Despite the glibness of her response, Buck’s occupancy in her old room did present Melodie with a new and unfathomable set of problems. She couldn’t imagine sleeping in the very next room to the man whose heart she had accidentally broken without ever fully explaining herself. A man who had every right to hate her guts. A man whose presence still had the power to make her very soul tremble.

For one thing, the walls were paper-thin! she thought to herself.

People were bound to talk, Buck thought to himself.
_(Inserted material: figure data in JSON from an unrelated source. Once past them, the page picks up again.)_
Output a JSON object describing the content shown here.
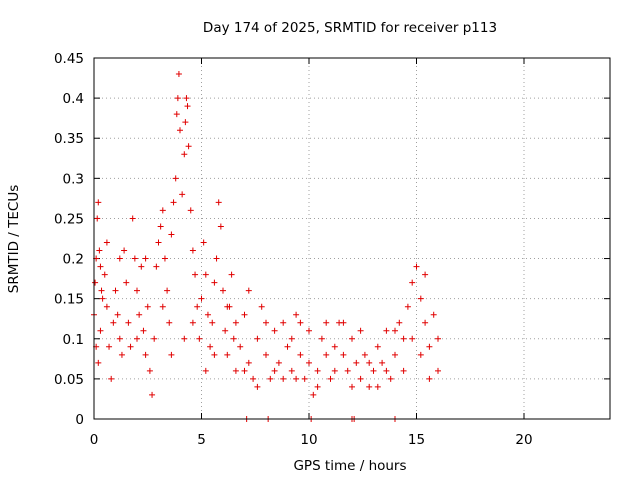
{
  "chart_data": {
    "type": "scatter",
    "title": "Day 174 of 2025, SRMTID for receiver p113",
    "xlabel": "GPS time / hours",
    "ylabel": "SRMTID / TECUs",
    "xlim": [
      0,
      24
    ],
    "ylim": [
      0,
      0.45
    ],
    "xticks": [
      0,
      5,
      10,
      15,
      20
    ],
    "yticks": [
      0,
      0.05,
      0.1,
      0.15,
      0.2,
      0.25,
      0.3,
      0.35,
      0.4,
      0.45
    ],
    "xtick_labels": [
      "0",
      "5",
      "10",
      "15",
      "20"
    ],
    "ytick_labels": [
      "0",
      "0.05",
      "0.1",
      "0.15",
      "0.2",
      "0.25",
      "0.3",
      "0.35",
      "0.4",
      "0.45"
    ],
    "grid": true,
    "marker": "plus",
    "color": "#e00000",
    "series": [
      {
        "name": "SRMTID",
        "points": [
          [
            0.0,
            0.13
          ],
          [
            0.05,
            0.17
          ],
          [
            0.1,
            0.2
          ],
          [
            0.15,
            0.25
          ],
          [
            0.2,
            0.27
          ],
          [
            0.25,
            0.21
          ],
          [
            0.3,
            0.19
          ],
          [
            0.35,
            0.16
          ],
          [
            0.1,
            0.09
          ],
          [
            0.2,
            0.07
          ],
          [
            0.3,
            0.11
          ],
          [
            0.4,
            0.15
          ],
          [
            0.5,
            0.18
          ],
          [
            0.6,
            0.14
          ],
          [
            0.7,
            0.09
          ],
          [
            0.8,
            0.05
          ],
          [
            0.9,
            0.12
          ],
          [
            1.0,
            0.16
          ],
          [
            1.1,
            0.13
          ],
          [
            1.2,
            0.1
          ],
          [
            1.3,
            0.08
          ],
          [
            1.4,
            0.21
          ],
          [
            1.5,
            0.17
          ],
          [
            1.6,
            0.12
          ],
          [
            1.7,
            0.09
          ],
          [
            1.8,
            0.25
          ],
          [
            1.9,
            0.2
          ],
          [
            2.0,
            0.16
          ],
          [
            2.1,
            0.13
          ],
          [
            2.2,
            0.19
          ],
          [
            2.3,
            0.11
          ],
          [
            2.4,
            0.08
          ],
          [
            2.5,
            0.14
          ],
          [
            2.6,
            0.06
          ],
          [
            2.7,
            0.03
          ],
          [
            2.8,
            0.1
          ],
          [
            2.9,
            0.19
          ],
          [
            3.0,
            0.22
          ],
          [
            3.1,
            0.24
          ],
          [
            3.2,
            0.26
          ],
          [
            3.3,
            0.2
          ],
          [
            3.4,
            0.16
          ],
          [
            3.5,
            0.12
          ],
          [
            3.6,
            0.23
          ],
          [
            3.7,
            0.27
          ],
          [
            3.8,
            0.3
          ],
          [
            3.85,
            0.38
          ],
          [
            3.9,
            0.4
          ],
          [
            3.95,
            0.43
          ],
          [
            4.0,
            0.36
          ],
          [
            4.1,
            0.28
          ],
          [
            4.2,
            0.33
          ],
          [
            4.25,
            0.37
          ],
          [
            4.3,
            0.4
          ],
          [
            4.35,
            0.39
          ],
          [
            4.4,
            0.34
          ],
          [
            4.5,
            0.26
          ],
          [
            4.6,
            0.21
          ],
          [
            4.7,
            0.18
          ],
          [
            4.8,
            0.14
          ],
          [
            4.9,
            0.1
          ],
          [
            5.0,
            0.15
          ],
          [
            5.1,
            0.22
          ],
          [
            5.2,
            0.18
          ],
          [
            5.3,
            0.13
          ],
          [
            5.4,
            0.09
          ],
          [
            5.5,
            0.12
          ],
          [
            5.6,
            0.17
          ],
          [
            5.7,
            0.2
          ],
          [
            5.8,
            0.27
          ],
          [
            5.9,
            0.24
          ],
          [
            6.0,
            0.16
          ],
          [
            6.1,
            0.11
          ],
          [
            6.2,
            0.08
          ],
          [
            6.3,
            0.14
          ],
          [
            6.4,
            0.18
          ],
          [
            6.5,
            0.1
          ],
          [
            6.6,
            0.06
          ],
          [
            6.8,
            0.09
          ],
          [
            7.0,
            0.13
          ],
          [
            7.2,
            0.07
          ],
          [
            7.4,
            0.05
          ],
          [
            7.6,
            0.1
          ],
          [
            7.8,
            0.14
          ],
          [
            8.0,
            0.08
          ],
          [
            8.2,
            0.05
          ],
          [
            8.4,
            0.11
          ],
          [
            8.6,
            0.07
          ],
          [
            8.8,
            0.12
          ],
          [
            9.0,
            0.09
          ],
          [
            9.2,
            0.06
          ],
          [
            9.4,
            0.13
          ],
          [
            9.6,
            0.08
          ],
          [
            9.8,
            0.05
          ],
          [
            10.0,
            0.07
          ],
          [
            10.2,
            0.03
          ],
          [
            10.4,
            0.06
          ],
          [
            10.6,
            0.1
          ],
          [
            10.8,
            0.08
          ],
          [
            11.0,
            0.05
          ],
          [
            11.2,
            0.09
          ],
          [
            11.4,
            0.12
          ],
          [
            11.6,
            0.08
          ],
          [
            11.8,
            0.06
          ],
          [
            12.0,
            0.1
          ],
          [
            12.2,
            0.07
          ],
          [
            12.4,
            0.05
          ],
          [
            12.6,
            0.08
          ],
          [
            12.8,
            0.04
          ],
          [
            13.0,
            0.06
          ],
          [
            13.2,
            0.09
          ],
          [
            13.4,
            0.07
          ],
          [
            13.6,
            0.11
          ],
          [
            13.8,
            0.05
          ],
          [
            14.0,
            0.08
          ],
          [
            14.2,
            0.12
          ],
          [
            14.4,
            0.1
          ],
          [
            14.6,
            0.14
          ],
          [
            14.8,
            0.17
          ],
          [
            15.0,
            0.19
          ],
          [
            15.2,
            0.15
          ],
          [
            15.4,
            0.12
          ],
          [
            15.6,
            0.09
          ],
          [
            15.8,
            0.13
          ],
          [
            16.0,
            0.1
          ],
          [
            0.6,
            0.22
          ],
          [
            1.2,
            0.2
          ],
          [
            2.0,
            0.1
          ],
          [
            2.4,
            0.2
          ],
          [
            3.2,
            0.14
          ],
          [
            3.6,
            0.08
          ],
          [
            4.2,
            0.1
          ],
          [
            4.6,
            0.12
          ],
          [
            5.2,
            0.06
          ],
          [
            5.6,
            0.08
          ],
          [
            6.2,
            0.14
          ],
          [
            6.6,
            0.12
          ],
          [
            7.0,
            0.06
          ],
          [
            7.2,
            0.16
          ],
          [
            7.6,
            0.04
          ],
          [
            8.0,
            0.12
          ],
          [
            8.4,
            0.06
          ],
          [
            8.8,
            0.05
          ],
          [
            9.2,
            0.1
          ],
          [
            9.4,
            0.05
          ],
          [
            9.6,
            0.12
          ],
          [
            10.0,
            0.11
          ],
          [
            10.4,
            0.04
          ],
          [
            10.8,
            0.12
          ],
          [
            11.2,
            0.06
          ],
          [
            11.6,
            0.12
          ],
          [
            12.0,
            0.04
          ],
          [
            12.4,
            0.11
          ],
          [
            12.8,
            0.07
          ],
          [
            13.2,
            0.04
          ],
          [
            13.6,
            0.06
          ],
          [
            14.0,
            0.11
          ],
          [
            14.4,
            0.06
          ],
          [
            14.8,
            0.1
          ],
          [
            15.2,
            0.08
          ],
          [
            15.4,
            0.18
          ],
          [
            15.6,
            0.05
          ],
          [
            16.0,
            0.06
          ],
          [
            7.1,
            0.0
          ],
          [
            8.1,
            0.0
          ],
          [
            10.1,
            0.0
          ],
          [
            12.0,
            0.0
          ],
          [
            12.1,
            0.0
          ],
          [
            14.0,
            0.0
          ]
        ]
      }
    ]
  }
}
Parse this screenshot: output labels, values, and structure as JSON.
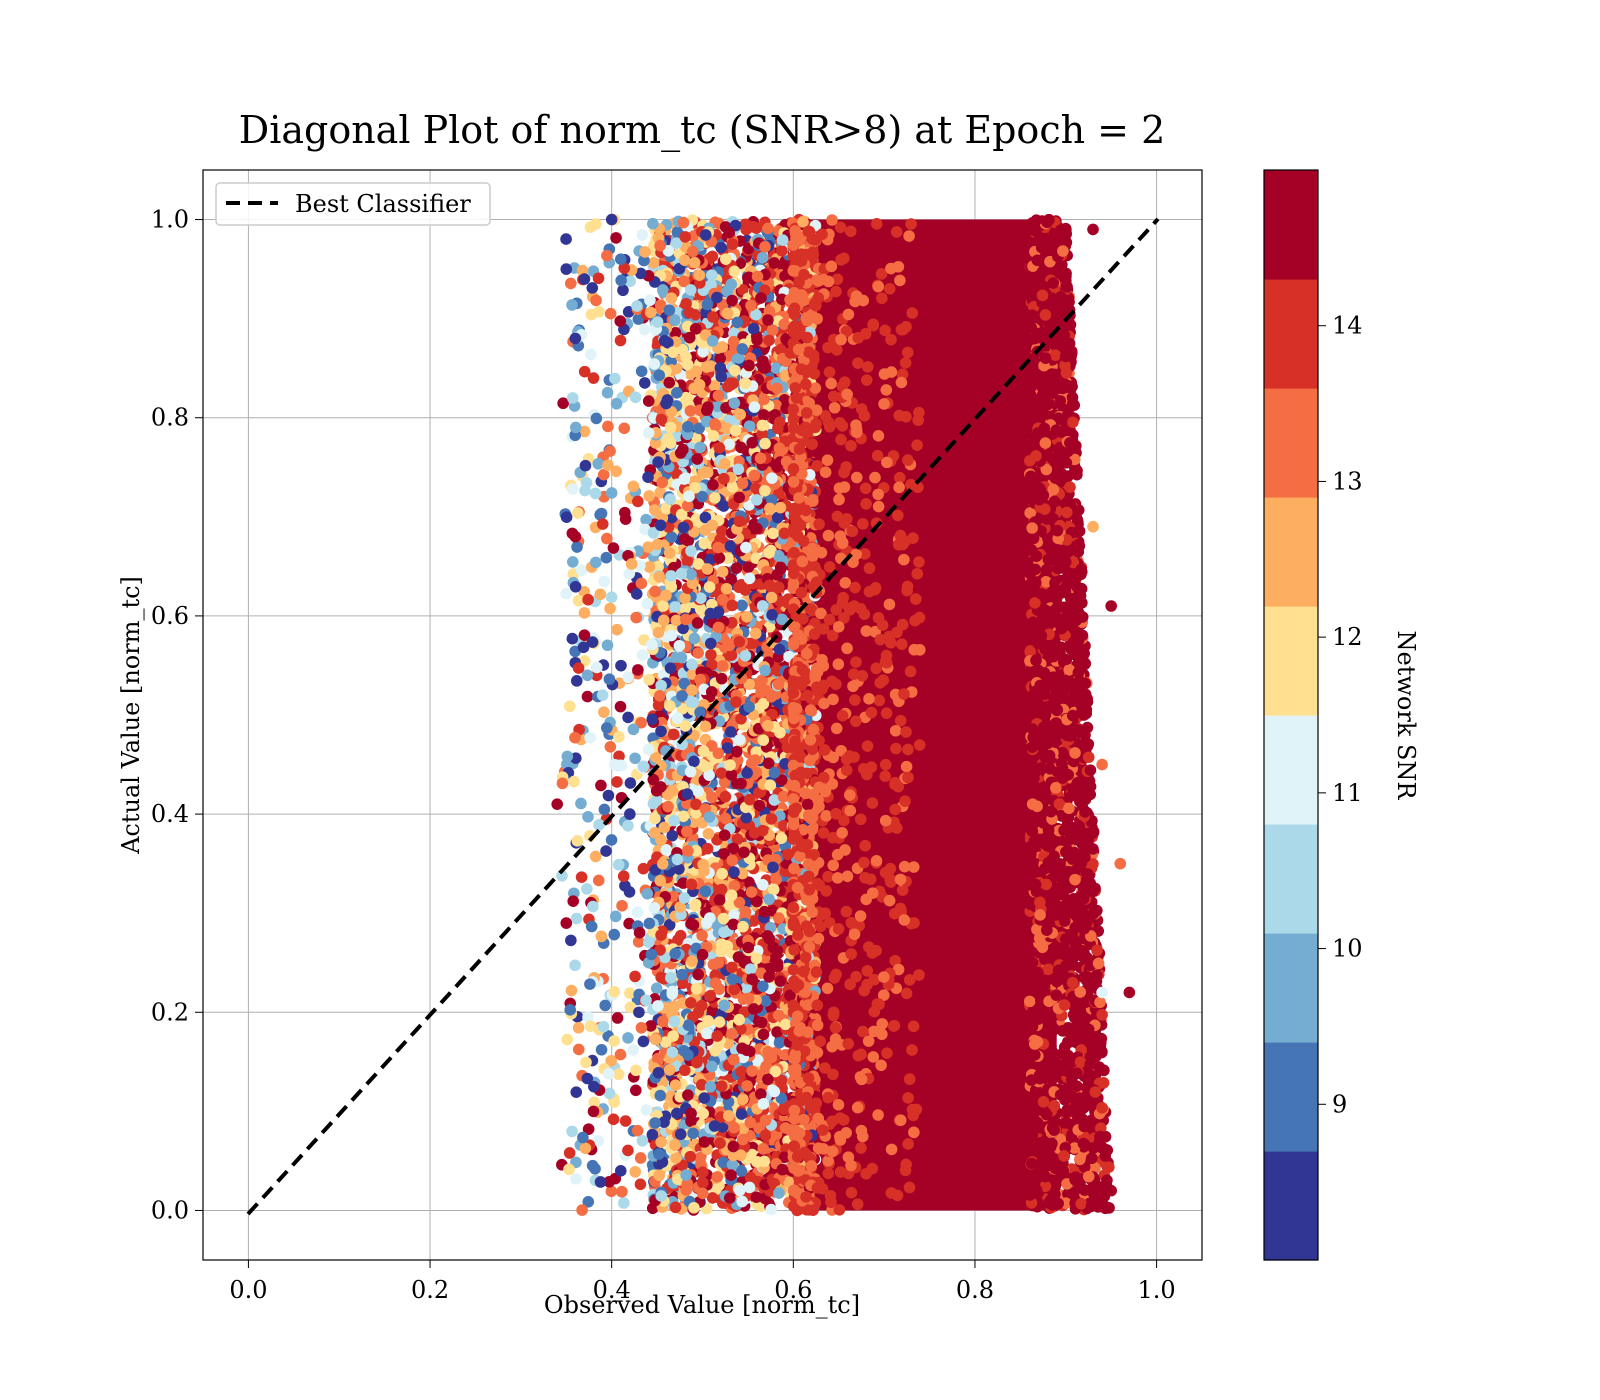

Indeed, gossip traveled faster than a brush fire in this small community where everything was everybody’s business. Pushing himself away from the wall, Buck came to stand within inches of Melodie. So close that he could smell her uniquely feminine scent. That haunting blend of leather and lace, sagebrush and musk, stirred memories of a time when the world was as new to them as to a colt surveying life for the first time on wobbly legs.

“Aren’t you worried about your reputation, Little Bit?” he queried, cocking an eyebrow at her.

Her reputation! Melodie almost laughed out loud. If he only knew how little that tattered rag mattered to her.

“You were always a lot more worried about that than I was.” Hearing the trace of bitterness in her voice, she hastened to add, “Besides I’m well past worrying what anyone else thinks, Buck.”

Even you, she silently added.

Once upon a time she had allowed concern for fickle virtue to throw away a life with the gentle man who refused to bed her for the manipulative opportunist who had. What she had endured throughout the travesty of her marriage left Melodie numb to the threat of public ridicule.

She risked a small smile. “What about you? Are you worried about a wicked widow besmirching your honor?”

Buck snorted his derision at the idea.